We must understand our role. The patient also must understand who we are. He must follow what the medical personnel tell him to do to cure his disease. We are not doctors.


Let me get to the points now.


Why do the patients need a chaplain?

The chaplaincy is a new concept for the Hindus. We don’t have Hospital chaplains, Prison chaplains, University Chaplains, Army/Navy/Air Force chaplains in those days. Now we have chaplains employed in all these places. The patients need us to get some moral support. A consultant was admitted to hospital in coma stage. His wife was also a consultant. But they wanted to meet the priest (Hindu Chaplain). My friend Kalyanji, who was the chaplain in the hospital was surprised to know that the patient and his wife were doctors and yet they wanted to see the chaplain. Kalyanji slowly came to know their background and he gave them a picture of Vishnu and they saw it as an auspicious sign. Priest also comforted them with soothing words. She wanted to consult some astrologer to know whether her husband would come out the coma stage and work again as a consultant/ doctor. Though it was not a chaplain’s area, still Kalyanji (chaplain) helped them to get good, positive advice from an astrologer. The fear in them and the faith in God only made them to seek the help of the priest. Fortunately, her husband was completely cured and started working as a consultant (doctor).
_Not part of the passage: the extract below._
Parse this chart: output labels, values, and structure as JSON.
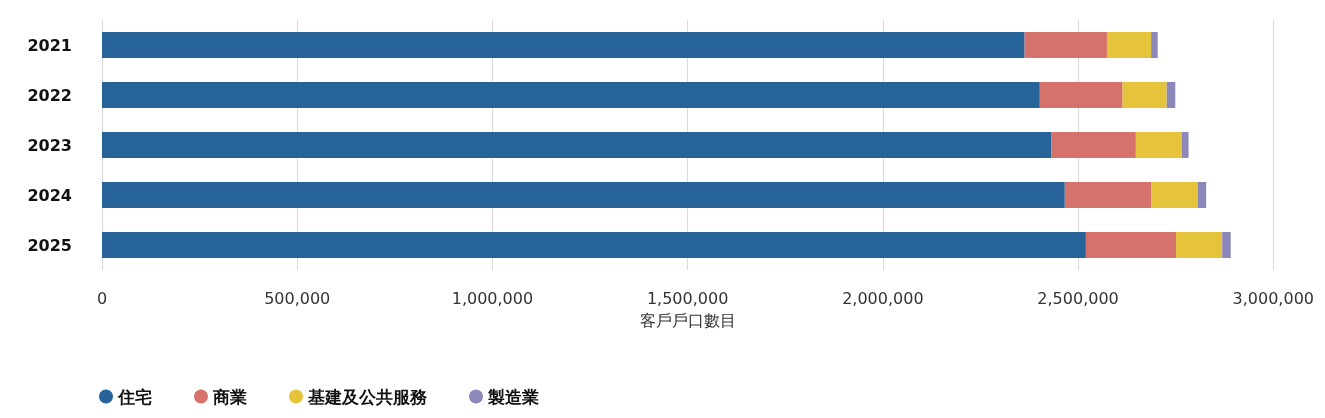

This is one example to show even educated people need the help of a chaplain, when they were confused and confounded.


Patient who can’t speak

Once the staff approached our chaplain for help because they were not able to communicate with the patient, who had a throat infection and could not say yes or no to any question. (Body gestures like shaking the head left to right or up and down have different meanings in different cultures). The Hindu chaplain went and prayed by reciting some hymns. At the end of the session he wrote ‘Thank you’ on a sheet of paper and showed it to the chaplain. From that minute on wards the medical personnel used written communication with the patient. Very simple matter; but it did not dawn upon the minds of the staff. Priest/chaplain opened the gates of communication!


To Bury or To Cremate


Once a one year old Sri Lankan Tamil child died in the hospital; The parents were upset and could not take any decision about the disposal of the body. They have to say whether they agree to post-mortem, burial or cremation by the hospital or do it on their own. They consulted me to find out what the Hindu scriptures say about it. I told them that any child under three is buried not cremated according to Hindu customs. But I advised them to consult the elders in his family. The child’s father rang his parents in Sri Lanka and decided to bury the child. When someone is desperate or sad, even the normal faculties of the body are shut. The chaplain can help them to get balance of mind.